I’d had some scrawled out notes for this post sitting around for ages but fortunately, Alan went ahead and wrote an excellent post on the topic! Some of my favorite points from his post:
  • Your current technical ability with a computer is not a good measure of your technical aptitude.
  • "You don’t actually need to know much math to be a programmer"
  • "It’s not that you’re not smart enough, it’s just that programming can be really difficult"
  • "When I say ‘you enjoy programming,’ what I don’t mean is that you are having an enjoyable experience the whole time."

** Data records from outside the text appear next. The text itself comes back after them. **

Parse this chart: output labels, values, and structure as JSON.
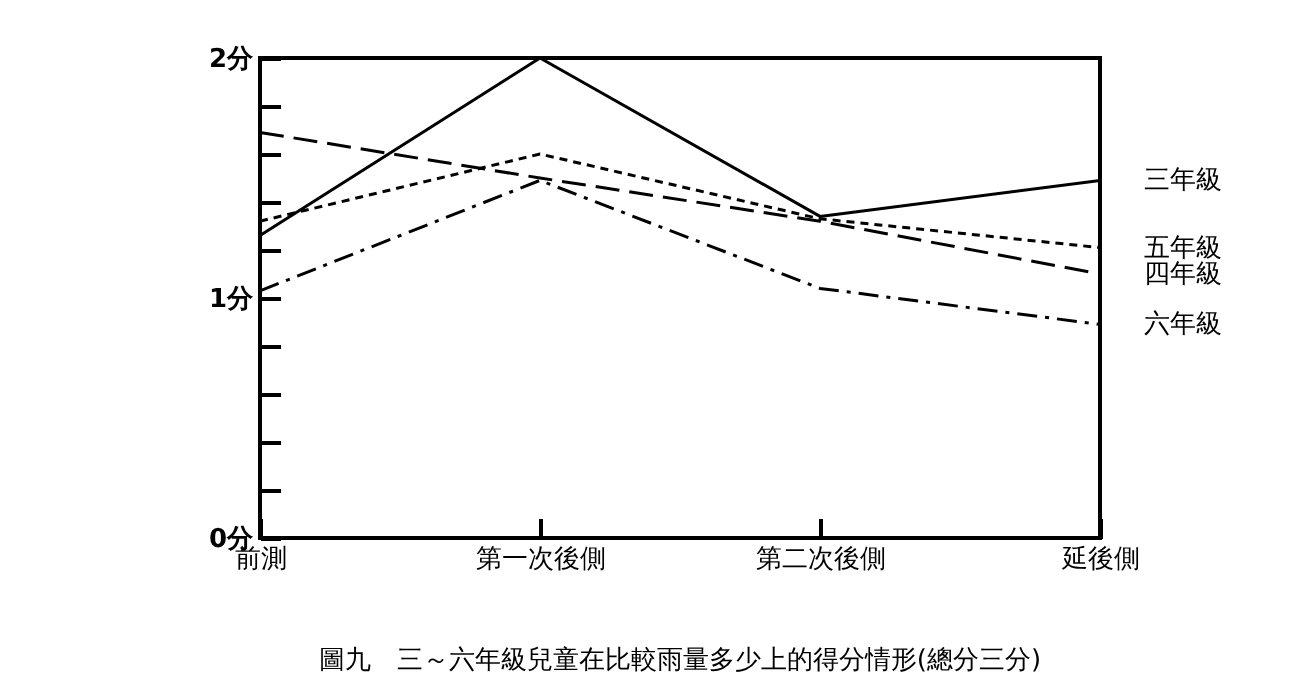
{
  "chart_data": {
    "type": "line",
    "title": "圖九　三～六年級兒童在比較雨量多少上的得分情形(總分三分)",
    "categories": [
      "前測",
      "第一次後側",
      "第二次後側",
      "延後側"
    ],
    "series": [
      {
        "name": "三年級",
        "color": "#000000",
        "line_style": "solid",
        "values": [
          1.26,
          2.0,
          1.34,
          1.49
        ]
      },
      {
        "name": "五年級",
        "color": "#000000",
        "line_style": "dotted",
        "values": [
          1.32,
          1.6,
          1.33,
          1.21
        ]
      },
      {
        "name": "四年級",
        "color": "#000000",
        "line_style": "dashed",
        "values": [
          1.69,
          1.5,
          1.32,
          1.1
        ]
      },
      {
        "name": "六年級",
        "color": "#000000",
        "line_style": "dashdot",
        "values": [
          1.03,
          1.49,
          1.04,
          0.89
        ]
      }
    ],
    "ylim": [
      0,
      2
    ],
    "yticks": [
      {
        "value": 0,
        "label": "0分"
      },
      {
        "value": 0.2,
        "label": null
      },
      {
        "value": 0.4,
        "label": null
      },
      {
        "value": 0.6,
        "label": null
      },
      {
        "value": 0.8,
        "label": null
      },
      {
        "value": 1,
        "label": "1分"
      },
      {
        "value": 1.2,
        "label": null
      },
      {
        "value": 1.4,
        "label": null
      },
      {
        "value": 1.6,
        "label": null
      },
      {
        "value": 1.8,
        "label": null
      },
      {
        "value": 2,
        "label": "2分"
      }
    ],
    "grid": false,
    "legend": false,
    "marker": "none"
  }
}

I would recharacterize the “mental endurance”/grit section of it a bit. I think it’s a particular kind of grit, or tolerance for frustration, when it comes to programming. This is my favorite comic for describing what it feels like to be a programmer:


I also tell people from my old career that coding brings me really high highs and really low lows, but the highs are high enough *for me* to put up with the lows. And I don’t mind this particular kind of low as much, where some small detail missed somewhere is the actual cause of the problem, or it turns out that what we thought we were telling the computer to do isn’t what we were actually telling the computer to do.

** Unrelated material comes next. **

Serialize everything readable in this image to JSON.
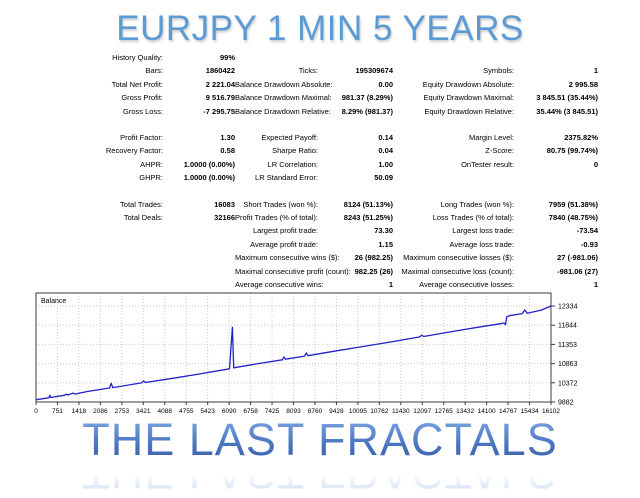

Computers are really dumb! We all want to throw them out of the window, often! But when you get that feeling, are you the kind of stubborn to dig in your heels and get into a battle of wills with this inanimate object? That’s what helps you keep going until you get another hit from a successful solution. I think this tolerance for frustration is a kind of muscle that you can build over time, but I also think it’s not a coincidence that many programmers are really annoying to argue with or get to change their minds.

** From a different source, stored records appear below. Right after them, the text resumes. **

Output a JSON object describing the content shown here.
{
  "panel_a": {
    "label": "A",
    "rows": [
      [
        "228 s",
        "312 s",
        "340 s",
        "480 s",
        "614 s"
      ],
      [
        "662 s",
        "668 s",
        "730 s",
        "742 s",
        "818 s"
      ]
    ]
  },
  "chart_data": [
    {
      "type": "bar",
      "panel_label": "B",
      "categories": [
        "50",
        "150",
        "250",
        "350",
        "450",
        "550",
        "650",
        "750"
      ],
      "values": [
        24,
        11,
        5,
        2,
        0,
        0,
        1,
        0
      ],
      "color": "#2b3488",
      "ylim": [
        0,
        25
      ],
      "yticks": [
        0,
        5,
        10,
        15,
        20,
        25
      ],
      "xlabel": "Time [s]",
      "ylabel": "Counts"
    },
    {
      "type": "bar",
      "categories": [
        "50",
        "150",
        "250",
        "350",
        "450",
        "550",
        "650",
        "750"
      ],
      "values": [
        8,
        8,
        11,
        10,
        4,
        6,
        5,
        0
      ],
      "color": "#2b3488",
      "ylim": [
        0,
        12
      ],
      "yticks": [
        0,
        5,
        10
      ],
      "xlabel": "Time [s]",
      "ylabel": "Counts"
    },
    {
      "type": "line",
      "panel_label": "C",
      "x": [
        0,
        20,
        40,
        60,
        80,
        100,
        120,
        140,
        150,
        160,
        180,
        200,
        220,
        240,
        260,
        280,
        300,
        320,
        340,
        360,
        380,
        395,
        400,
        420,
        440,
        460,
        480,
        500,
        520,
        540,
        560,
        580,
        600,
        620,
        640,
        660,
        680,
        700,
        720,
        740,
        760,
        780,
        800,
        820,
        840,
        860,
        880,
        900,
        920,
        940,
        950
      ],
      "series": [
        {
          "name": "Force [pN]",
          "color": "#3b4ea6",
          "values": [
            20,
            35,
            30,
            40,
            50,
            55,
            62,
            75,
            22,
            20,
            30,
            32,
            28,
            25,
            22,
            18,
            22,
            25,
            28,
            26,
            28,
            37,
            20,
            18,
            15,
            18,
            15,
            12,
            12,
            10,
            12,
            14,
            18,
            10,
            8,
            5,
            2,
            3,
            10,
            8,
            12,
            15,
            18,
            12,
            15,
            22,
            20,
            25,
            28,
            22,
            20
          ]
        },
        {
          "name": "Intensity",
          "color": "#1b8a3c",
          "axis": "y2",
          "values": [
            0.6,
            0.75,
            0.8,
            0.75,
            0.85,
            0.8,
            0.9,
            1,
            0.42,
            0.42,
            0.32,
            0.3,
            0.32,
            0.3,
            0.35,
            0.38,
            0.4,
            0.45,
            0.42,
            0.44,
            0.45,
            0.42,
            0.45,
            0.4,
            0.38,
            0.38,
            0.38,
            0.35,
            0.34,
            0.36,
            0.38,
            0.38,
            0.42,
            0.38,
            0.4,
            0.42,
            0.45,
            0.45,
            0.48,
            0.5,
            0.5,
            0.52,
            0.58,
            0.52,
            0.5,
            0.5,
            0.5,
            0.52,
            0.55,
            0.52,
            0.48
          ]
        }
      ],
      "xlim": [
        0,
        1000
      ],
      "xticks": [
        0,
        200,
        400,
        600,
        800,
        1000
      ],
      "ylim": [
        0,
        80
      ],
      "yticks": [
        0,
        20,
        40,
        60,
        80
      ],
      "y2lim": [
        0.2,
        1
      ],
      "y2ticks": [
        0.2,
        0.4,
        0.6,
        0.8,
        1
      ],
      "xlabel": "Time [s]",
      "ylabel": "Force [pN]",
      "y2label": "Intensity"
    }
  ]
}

Alan put in some questions to ask yourself for the aptitude part:
  • Do you enjoy puzzles? 
  • Do you speak another language? 
  • Are you able to describe and explain news events to people? 
  • Have you helped plan a large event before? 
  • Do you play an instrument?

Here are some more questions that might help:
  • Do you enjoy hobbies where you have to put things together from smaller pieces? Example include: cooking, knitting, crocheting, sewing, woodworking, mechanic…
  • Do you like organizing things, either in real life, or in things like spreadsheets?
  • Do you have and enjoy using a label-maker?
  • Do you like puzzles, either the physical kind or like those math logic puzzles where you have to fill out the charts based on your deductions from given statements?
  • Are you a DIY type?
  • Do you like figuring out how things work and building them?
  • Do you like tinkering with things just to make them a bit better?
  • Are you at least a bit lazy and will spend extra time overall so you can use your brain to figure out an easier solution to something (relevant xkcd comics: one, two)?
  • Are you able to hold arbitrary rules in your head and compartmentalize to set certain things that you don’t quite understand right now but will think about later? 

But ultimately, Alan is also completely right that the barrier to testing out whether or not you’ll like programming is fortunately pretty low—there are plenty of places to get started! I’m hoping questions like those above and in this post will help encourage people from all backgrounds and ages to consider learning programming and we can leave the old “good at math and science” heuristic behind.